In den Vereinigten Staaten klassifiziert und reguliert die Food and Drug Administration die meisten Deodorants als Kosmetika , stuft Antitranspirantien jedoch als rezeptfreie Medikamente ein .

Das erste kommerzielle Deodorant, Mum , wurde Ende des 19. Jahrhunderts von einer Erfinderin in Philadelphia , Pennsylvania , Edna Murphey , eingeführt und patentiert . In den USA wurde das Produkt kurzzeitig vom Markt genommen. Die moderne Formulierung des Antitranspirants wurde am 28. Januar 1941 von Jules Montenier patentiert . Diese Formulierung wurde erstmals im Deospray Stopette gefunden, das vom Time Magazine als das meistverkaufte Deodorant der frühen 1950er Jahre bezeichnet wurde.

Die Verwendung von Deodorants mit Aluminiumverbindungen steht im Verdacht, mit Brustkrebs in Verbindung gebracht zu werden, aber die Forschung hat keinen solchen Zusammenhang nachgewiesen.

Überblick

Der menschliche Körper produziert Schweiß (Schweiß) über zwei Arten von Schweißdrüsen : ekkrine Schweißdrüsen, die einen Großteil der Haut bedecken und wässrigen, geruchlosen Schweiß produzieren, und apokrine Schweißdrüsen in den Achselhöhlen und in der Leiste , die einen öligeren "schweren" Schweiß produzieren, der ein Anteil von Abfällen Proteine , Fettsäuren und Kohlenhydrate , das sein kann metabolisiert bakteriell Verbindungen , die Ursache zu erzeugen , Körpergeruch . Neben der Vagina produziert Sekrete , die keine Form von Schweiß, sondern kann mit Deodorants unerwünscht und auch maskiert werden.

Menschlicher Schweiß aller Art ist weitgehend geruchlos, bis seine organischen Bestandteile von Bakterien fermentiert werden , die in heißen, feuchten Umgebungen gedeihen. Die menschliche Achselhöhle gehört zu den am beständigsten warmen Bereichen der menschlichen Körperoberfläche, und Schweißdrüsen liefern leicht Feuchtigkeit mit einem Anteil an organischer Substanz, die, wenn sie ausgeschieden wird, eine lebenswichtige Kühlwirkung hat.
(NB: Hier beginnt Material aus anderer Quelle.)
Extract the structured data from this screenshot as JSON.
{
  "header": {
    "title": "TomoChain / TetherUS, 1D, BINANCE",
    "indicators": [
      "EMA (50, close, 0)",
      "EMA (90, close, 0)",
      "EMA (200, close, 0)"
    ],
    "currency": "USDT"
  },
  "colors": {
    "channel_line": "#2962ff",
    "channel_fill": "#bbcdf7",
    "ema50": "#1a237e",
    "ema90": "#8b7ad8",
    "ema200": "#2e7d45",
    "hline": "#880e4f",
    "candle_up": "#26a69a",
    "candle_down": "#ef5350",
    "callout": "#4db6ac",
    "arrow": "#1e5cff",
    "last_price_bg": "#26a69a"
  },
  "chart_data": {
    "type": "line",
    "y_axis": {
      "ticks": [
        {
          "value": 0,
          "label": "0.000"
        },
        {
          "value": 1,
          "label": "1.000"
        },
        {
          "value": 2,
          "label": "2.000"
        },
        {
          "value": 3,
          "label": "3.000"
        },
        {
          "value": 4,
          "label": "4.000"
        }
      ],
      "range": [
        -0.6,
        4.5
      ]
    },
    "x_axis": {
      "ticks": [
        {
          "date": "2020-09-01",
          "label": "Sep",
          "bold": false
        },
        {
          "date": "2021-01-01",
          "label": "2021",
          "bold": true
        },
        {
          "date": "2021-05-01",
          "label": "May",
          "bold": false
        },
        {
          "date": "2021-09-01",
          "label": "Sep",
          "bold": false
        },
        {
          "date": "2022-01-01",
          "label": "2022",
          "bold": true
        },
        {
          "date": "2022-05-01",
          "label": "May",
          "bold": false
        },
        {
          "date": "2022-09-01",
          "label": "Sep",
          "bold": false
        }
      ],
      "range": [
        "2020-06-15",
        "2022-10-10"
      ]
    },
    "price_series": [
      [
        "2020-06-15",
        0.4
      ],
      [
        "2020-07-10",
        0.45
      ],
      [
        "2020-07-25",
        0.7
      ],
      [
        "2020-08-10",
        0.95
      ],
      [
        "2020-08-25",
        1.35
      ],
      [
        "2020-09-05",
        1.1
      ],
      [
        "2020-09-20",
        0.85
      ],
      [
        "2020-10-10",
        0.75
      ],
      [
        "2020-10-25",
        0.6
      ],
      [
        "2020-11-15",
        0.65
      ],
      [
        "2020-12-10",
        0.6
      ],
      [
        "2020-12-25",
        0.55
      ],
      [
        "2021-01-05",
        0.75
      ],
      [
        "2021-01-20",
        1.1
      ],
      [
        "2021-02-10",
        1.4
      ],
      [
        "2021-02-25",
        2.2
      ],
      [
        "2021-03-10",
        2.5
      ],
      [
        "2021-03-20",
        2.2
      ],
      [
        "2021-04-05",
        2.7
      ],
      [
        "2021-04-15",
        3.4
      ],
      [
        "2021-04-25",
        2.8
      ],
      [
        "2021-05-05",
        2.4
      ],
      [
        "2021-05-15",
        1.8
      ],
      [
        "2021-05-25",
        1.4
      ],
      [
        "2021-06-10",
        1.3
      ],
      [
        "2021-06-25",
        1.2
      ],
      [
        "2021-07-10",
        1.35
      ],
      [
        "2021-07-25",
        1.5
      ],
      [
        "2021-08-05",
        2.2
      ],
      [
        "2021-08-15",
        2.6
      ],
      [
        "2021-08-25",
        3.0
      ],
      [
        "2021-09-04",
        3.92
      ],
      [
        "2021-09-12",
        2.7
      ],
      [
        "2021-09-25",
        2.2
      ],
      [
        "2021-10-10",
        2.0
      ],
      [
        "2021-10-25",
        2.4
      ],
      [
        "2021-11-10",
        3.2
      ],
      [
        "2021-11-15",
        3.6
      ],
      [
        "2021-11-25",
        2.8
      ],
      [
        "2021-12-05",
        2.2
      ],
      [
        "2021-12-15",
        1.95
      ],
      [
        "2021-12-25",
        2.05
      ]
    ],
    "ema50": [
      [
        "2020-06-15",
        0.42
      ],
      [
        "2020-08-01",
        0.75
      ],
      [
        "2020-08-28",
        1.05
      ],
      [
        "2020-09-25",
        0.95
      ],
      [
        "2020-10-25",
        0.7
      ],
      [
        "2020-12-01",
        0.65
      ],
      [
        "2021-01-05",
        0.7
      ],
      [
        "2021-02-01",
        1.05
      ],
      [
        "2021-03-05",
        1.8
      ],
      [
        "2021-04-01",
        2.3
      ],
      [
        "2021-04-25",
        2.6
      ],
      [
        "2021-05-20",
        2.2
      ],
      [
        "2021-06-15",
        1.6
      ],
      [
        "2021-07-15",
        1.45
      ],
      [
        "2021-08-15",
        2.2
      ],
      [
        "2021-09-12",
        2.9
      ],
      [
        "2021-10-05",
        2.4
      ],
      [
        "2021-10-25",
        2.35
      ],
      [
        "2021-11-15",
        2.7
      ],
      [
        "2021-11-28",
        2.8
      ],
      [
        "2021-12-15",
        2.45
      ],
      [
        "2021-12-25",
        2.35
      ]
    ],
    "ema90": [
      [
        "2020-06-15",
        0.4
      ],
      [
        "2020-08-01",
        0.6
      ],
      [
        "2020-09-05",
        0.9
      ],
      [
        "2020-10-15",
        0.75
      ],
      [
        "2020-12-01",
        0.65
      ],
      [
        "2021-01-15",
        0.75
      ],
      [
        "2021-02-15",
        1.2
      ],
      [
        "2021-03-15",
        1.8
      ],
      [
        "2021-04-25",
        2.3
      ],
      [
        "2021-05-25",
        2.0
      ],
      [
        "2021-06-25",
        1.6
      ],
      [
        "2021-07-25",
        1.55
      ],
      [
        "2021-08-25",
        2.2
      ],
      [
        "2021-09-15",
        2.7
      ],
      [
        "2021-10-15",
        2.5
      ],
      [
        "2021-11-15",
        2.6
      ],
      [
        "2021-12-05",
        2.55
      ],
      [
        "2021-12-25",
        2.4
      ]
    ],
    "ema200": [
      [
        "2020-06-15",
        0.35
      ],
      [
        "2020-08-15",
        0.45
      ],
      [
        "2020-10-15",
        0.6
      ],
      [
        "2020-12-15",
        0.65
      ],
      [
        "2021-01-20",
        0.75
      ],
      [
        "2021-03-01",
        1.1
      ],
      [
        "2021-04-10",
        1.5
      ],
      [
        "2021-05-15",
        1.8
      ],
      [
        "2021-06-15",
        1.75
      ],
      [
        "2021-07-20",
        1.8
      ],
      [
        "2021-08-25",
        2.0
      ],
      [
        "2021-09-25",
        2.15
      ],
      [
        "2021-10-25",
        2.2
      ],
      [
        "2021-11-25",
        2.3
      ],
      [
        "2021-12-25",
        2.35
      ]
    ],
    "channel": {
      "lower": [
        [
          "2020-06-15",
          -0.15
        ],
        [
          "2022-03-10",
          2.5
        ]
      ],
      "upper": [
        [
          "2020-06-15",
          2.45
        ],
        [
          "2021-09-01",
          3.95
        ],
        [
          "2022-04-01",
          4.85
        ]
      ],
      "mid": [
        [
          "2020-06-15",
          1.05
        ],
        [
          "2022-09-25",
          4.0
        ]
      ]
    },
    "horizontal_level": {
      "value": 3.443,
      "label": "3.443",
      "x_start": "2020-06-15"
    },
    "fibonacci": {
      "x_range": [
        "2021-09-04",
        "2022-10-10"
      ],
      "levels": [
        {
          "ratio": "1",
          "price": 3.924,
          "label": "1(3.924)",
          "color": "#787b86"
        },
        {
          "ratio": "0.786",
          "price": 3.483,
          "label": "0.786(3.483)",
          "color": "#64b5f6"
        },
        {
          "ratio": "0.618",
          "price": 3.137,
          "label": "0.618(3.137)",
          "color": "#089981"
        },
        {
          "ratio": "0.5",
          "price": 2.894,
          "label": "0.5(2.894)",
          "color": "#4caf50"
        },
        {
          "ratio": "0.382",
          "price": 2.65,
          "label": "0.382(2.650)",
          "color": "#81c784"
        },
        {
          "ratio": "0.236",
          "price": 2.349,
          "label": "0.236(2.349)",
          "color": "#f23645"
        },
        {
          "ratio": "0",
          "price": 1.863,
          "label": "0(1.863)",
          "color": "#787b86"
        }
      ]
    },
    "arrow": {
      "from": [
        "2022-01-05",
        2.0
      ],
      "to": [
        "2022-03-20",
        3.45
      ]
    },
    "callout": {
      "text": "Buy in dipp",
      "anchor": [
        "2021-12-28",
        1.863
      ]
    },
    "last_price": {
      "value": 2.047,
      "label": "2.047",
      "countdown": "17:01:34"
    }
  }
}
Wenn die Achselhöhlen von Erwachsenen mit alkalischer pH-Seife gewaschen werden , verliert die Haut ihren Säureschutzmantel (pH 4,56), was den pH-Wert der Haut erhöht und die Hautbarriere zerstört. Viele Bakterien sind an die leicht alkalische Umgebung im menschlichen Körper angepasst, sodass sie in dieser Umgebung mit erhöhtem pH-Wert gedeihen können. Dadurch wird die Haut mehr als gewöhnlich anfällig für bakterielle Besiedlung. Bakterien auf der Haut ernähren sich von den Abfallproteinen und Fettsäuren im Schweiß der apokrinen Drüsen sowie von abgestorbenen Haut- und Haarzellen und setzen trans-3-Methyl-2-hexensäure in ihren Abfallstoffen frei, die die Hauptursache für Körpergeruch ist .

Achselhaare leiten die Feuchtigkeit von der Haut ab und helfen dabei, die Haut trocken genug zu halten, um eine bakterielle Besiedlung zu verhindern oder zu verringern. Das Haar ist weniger anfällig für Bakterienwachstum und reduziert daher Bakteriengeruch. Die apokrinen Schweißdrüsen sind bis zur Pubertät inaktiv , weshalb sich Körpergeruch oft erst zu diesem Zeitpunkt bemerkbar macht.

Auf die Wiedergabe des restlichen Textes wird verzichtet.